RE: Proposed changes to Moki - External Resources Test from Jo Rabin on 2007-07-25 (public-mobileok-checker@w3.org from July 2007)

From: Jo Rabin <jrabin@mtld.mobi>
Date: Wed, 25 Jul 2007 17:23:42 +0100
To: "public-mobileok-checker" <public-mobileok-checker@w3.org>
Message-ID: <C8FFD98530207F40BD8D2CAD608B50B4484198@mtldsvr01.DotMobi.local>
Hi Laura

 

Sorry about taking a long time to get back, you ask good questions! Some
thoughts.

 

We should include all resources pointed to by img tags. I noticed in the
preprocess method that the checker seems to want to assess content type
by looking for the file extension. But that is really not right at all.
It's not necessarily the case that images will have a file extension,
and even when they do, it's an error to infer the content type from them
- see e.g. [1] and [2] which make it clear that the resource must be
retrieved and its Content-Type header examined in order to determine its
type.

 

[1] http://www.w3.org/2001/tag/doc/metaDataInURI-31.html#erroneous

[2] http://www.w3.org/2001/tag/doc/mime-respect#missing

 

Even though the object element allows the specification of content type,
browsers typically taste the content of nested objects even in the
presence of this information to determine the actual content type. Given
that they stop when they find something they like, it's a good question
to ask whether the checker should continue and whether and where it
should put those references in moki. It's an even better question to
wonder how the xslt would differentiate between those objects that
should be counted and those that should not.

 

So some thoughts about the code:

 

1. Given that the image type is not known in advance of retrieving it,
and given that the image may not be of a known type, there seems to be
the need for a factory somewhere which constructs a JPEG resource, a GIF
resource or a generic image resource depending on the result of the
retrieval. It looks like the image element in moki needs to be extended
to include an image type which should be set to the media type of the
response under the imageInfo element.

 

2. When processing images (and links and so on) in the primary document,
I think that duplicates should not be suppressed and the duplicate
detection should be handled in the preprocess method. Aside from
anything else, the detection of duplicates should be done on a canonical
URI not just a text match (and on the absolute version of the URI, for
that matter). Though as we saw from a little test that Dom put together
real browsers do appear to do a textual match, so that aspect of the
behaviour needs to be centralized so we can change it easily or control
it by a switch.

 

3. In the CSSResource class, an image list needs to be constructed and
then processed as above.

 

4. The same observation applies to link elements as to images.

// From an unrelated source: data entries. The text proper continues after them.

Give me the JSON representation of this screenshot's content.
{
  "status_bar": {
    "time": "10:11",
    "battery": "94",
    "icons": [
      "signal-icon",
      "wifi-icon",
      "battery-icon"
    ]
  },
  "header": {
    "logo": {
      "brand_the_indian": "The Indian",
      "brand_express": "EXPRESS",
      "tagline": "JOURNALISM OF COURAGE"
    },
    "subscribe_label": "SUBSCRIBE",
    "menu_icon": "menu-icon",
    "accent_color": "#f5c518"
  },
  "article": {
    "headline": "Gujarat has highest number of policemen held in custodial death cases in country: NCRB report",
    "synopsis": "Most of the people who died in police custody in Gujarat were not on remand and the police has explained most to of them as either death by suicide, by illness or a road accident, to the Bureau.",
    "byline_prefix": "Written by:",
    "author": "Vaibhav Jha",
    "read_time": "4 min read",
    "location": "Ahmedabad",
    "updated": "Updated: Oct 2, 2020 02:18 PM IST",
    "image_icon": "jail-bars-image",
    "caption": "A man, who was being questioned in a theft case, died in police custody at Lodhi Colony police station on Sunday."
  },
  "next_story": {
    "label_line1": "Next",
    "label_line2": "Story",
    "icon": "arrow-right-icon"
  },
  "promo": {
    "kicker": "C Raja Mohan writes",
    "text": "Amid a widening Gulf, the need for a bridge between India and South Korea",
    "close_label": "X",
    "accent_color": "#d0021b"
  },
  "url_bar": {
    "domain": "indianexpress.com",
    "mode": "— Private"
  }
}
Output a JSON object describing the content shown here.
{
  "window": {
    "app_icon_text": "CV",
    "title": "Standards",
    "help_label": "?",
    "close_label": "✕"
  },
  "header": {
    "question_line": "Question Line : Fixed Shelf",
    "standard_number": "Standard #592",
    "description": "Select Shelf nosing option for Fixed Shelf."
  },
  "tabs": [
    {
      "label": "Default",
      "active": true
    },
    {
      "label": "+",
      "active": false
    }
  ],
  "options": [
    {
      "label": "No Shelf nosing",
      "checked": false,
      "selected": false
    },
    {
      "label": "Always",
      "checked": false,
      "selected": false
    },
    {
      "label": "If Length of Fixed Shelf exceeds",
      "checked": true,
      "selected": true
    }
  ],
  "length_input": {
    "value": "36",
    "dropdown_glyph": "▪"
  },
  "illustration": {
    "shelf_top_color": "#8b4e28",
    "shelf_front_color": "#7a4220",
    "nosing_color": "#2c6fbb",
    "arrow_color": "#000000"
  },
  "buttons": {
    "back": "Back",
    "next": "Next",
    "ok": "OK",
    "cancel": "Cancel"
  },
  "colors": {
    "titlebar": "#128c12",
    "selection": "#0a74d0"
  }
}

Since CSS
files can include other CSS files they need to have a list of included
CSS and that needs to be preprocessed according to the same URI matching
strategy.

 

5. Ideally, each of the lists of URIs should provide a reference to
where they were found in the source of whatever document they were found
in for error reporting purposes. (Did I hear a collective groan about
line and column number references :-() and so that the moki document can
provide the info that an image/css was in error and is referenced in 7
rather than just one place.

 

6. I think there is a need for an objects element in moki. It should
contain objects and the objects should say a) what their content type is
and b) whether they should be counted as an external reference. That
should be easy enough to do. What's not so obvious is what to do about
text/html when it is found in an object and I think the answer is that
it should be counted and skipped.

 

7. Oh, and finally, before I forget. There is the case (401
Authentication) where both the page presented with the response and the
primary document are tested and the external resources from the
authentication page are added to the total. On reflection, I think we
should think again about this behaviour before we go to the next last
call of the mobileOK doc. And not worry about it in the code for now.
(Famous last words)

 

I've just checked in some updates with a couple of TODOs in the relevant
places, I hope.

 

I'll also update the moki example doc with the suggestions I made. And
while I am about it I will generate a schema for moki. It's about time.

 

Hope this helps. Oh and these are just my suggestions, you or anyone
else may have better ones.

 

Jo

 

________________________________

From: public-mobileok-checker-request@w3.org
[mailto:public-mobileok-checker-request@w3.org] On Behalf Of Laura
Holmes
Sent: 24 July 2007 23:54
To: public-mobileok-checker
Subject: Proposed changes to Moki - External Resources Test

 

Hi all,
I just wanted to run some changes by you all and get some feed back.
Currently, I'm working on the ExternalResourcesTest and am running into
conditions that haven't been accounted for in the existing code. These
conditions include: 

1) counting references contained in objects that are not jpeg or gif:
there are many other image types and other types of objects (such as
applications or audio) that may be included on a page. I'm assuming that
we want to include these references even if they can't be rendered on a
mobile phone due to a comment made regarding nested objects: "For nested
object elements, count only the number of objects that need to be
assessed before content matching the request header defined in 2.3.2
HTTP Request <http://www.w3.org/TR/mobileOK-basic10-tests/#http_request>
is found." So, we want to assess other content types other than jpeg and
gif when counting external resources.

2) keeping track of unique references to resources that are other than
jpeg or gif: 
If two references are made in the primary document to the same image, it
is only counted once, but if we reference the same image in css, we
currently don't have a way of tracking this.

3) references contained in nested objects are counted regardless of
whether or not the reference is actually reached: 
We only identify object nodes by name, not in serial order. 

Here are my proposed changes I want to make, which would entail changing
the shape of the moki doc a bit:

We create an ArrayList of URIs that is maintained throughout the
entirety of the parsing process. When a reference to a resource is
encountered, we check to see if the list already contains that URI. This
list will contain a list of all the resources contained in both the
primary doc and css files. At the end of the parsing process, we can add
an additional node to any location in the moki that states the length of
the list ( i.e. how many unique resources were encountered). I propose
adding this as it's own node under moki, as it spans information in the
primary doc, images, and css. Because we only want to record the number
of unique references, I can't see any other way to pull it from the moki
document using xsl. I'm open to any other suggestions. 

As to the nested object problem, I'm at a loss for solutions given our
current implementation of the DOM. Suggestions?

Thanks for your input in advance, 
Laura
Received on Wednesday, 25 July 2007 16:24:17 UTC